Spark’s MLlib makes it a snap to apply machine-learning algorithms to huge datasets. However, especially when dealing with unstructured text, data input always requires some preprocessing before it can be fed to your ML algorithms.

But how do you prepare the unstructured text you want to process? And what if it is not just in English, but also in Mandarin, Thai, or Arabic? Elasticsearch’s rich analysis capabilities, all powered by Lucene, make it perfectly suited for processing and tokenizing data for machine-learning tasks all in real time, no matter which language you are looking at—not to mention searching through.

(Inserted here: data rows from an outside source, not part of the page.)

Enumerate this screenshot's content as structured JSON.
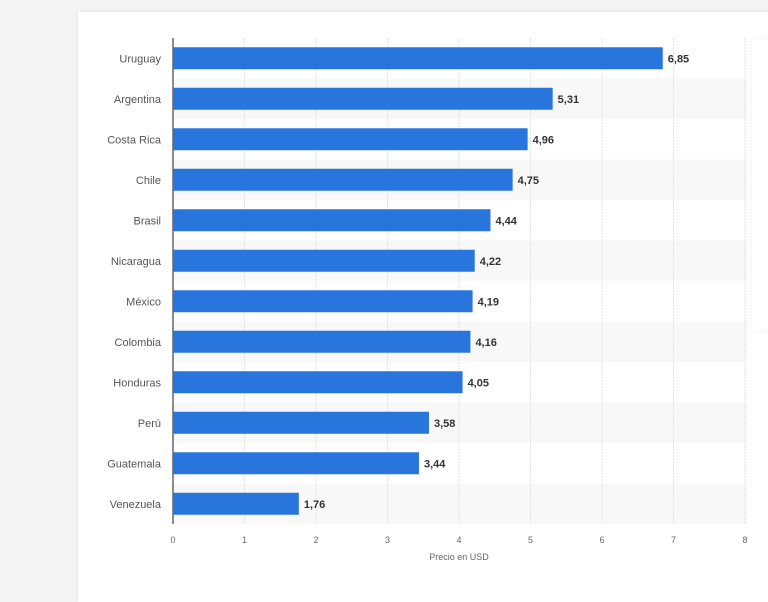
{
  "chart_data": {
    "type": "bar",
    "orientation": "horizontal",
    "categories": [
      "Uruguay",
      "Argentina",
      "Costa Rica",
      "Chile",
      "Brasil",
      "Nicaragua",
      "México",
      "Colombia",
      "Honduras",
      "Perú",
      "Guatemala",
      "Venezuela"
    ],
    "values": [
      6.85,
      5.31,
      4.96,
      4.75,
      4.44,
      4.22,
      4.19,
      4.16,
      4.05,
      3.58,
      3.44,
      1.76
    ],
    "value_labels": [
      "6,85",
      "5,31",
      "4,96",
      "4,75",
      "4,44",
      "4,22",
      "4,19",
      "4,16",
      "4,05",
      "3,58",
      "3,44",
      "1,76"
    ],
    "xlabel": "Precio en USD",
    "ylabel": "",
    "xlim": [
      0,
      8
    ],
    "xticks": [
      "0",
      "1",
      "2",
      "3",
      "4",
      "5",
      "6",
      "7",
      "8"
    ],
    "grid": true,
    "bar_color": "#2876dd"
  }
}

So how do we marry Spark with Elasticsearch? Costin Leau gives an overview of Elastic’s current efforts to enhance Elasticsearch’s existing integration with Spark, going beyond Spark core and Spark SQL by focusing on text processing and machine learning. You’ll leave with a thorough understanding of how Elasticsearch, Spark, and Spark’s MLlib can make it much easier to search through and analyze data, no matter the text-based input.

Photo of Costin Leau

Costin Leau


Costin Leau is an engineer at Elasticsearch, where he leads big data efforts. An open source veteran, Costin led various Spring projects (Spring OSGi, GemFire, Redis, Hadoop) and authored an OSGi spec. He has spoken about Java, big data, and Elasticsearch-related topics at a number of conferences, including Strata, Spark, Hadoop Summit, JavaOne, Devoxx/Javapolis, JavaZone, and SpringOne.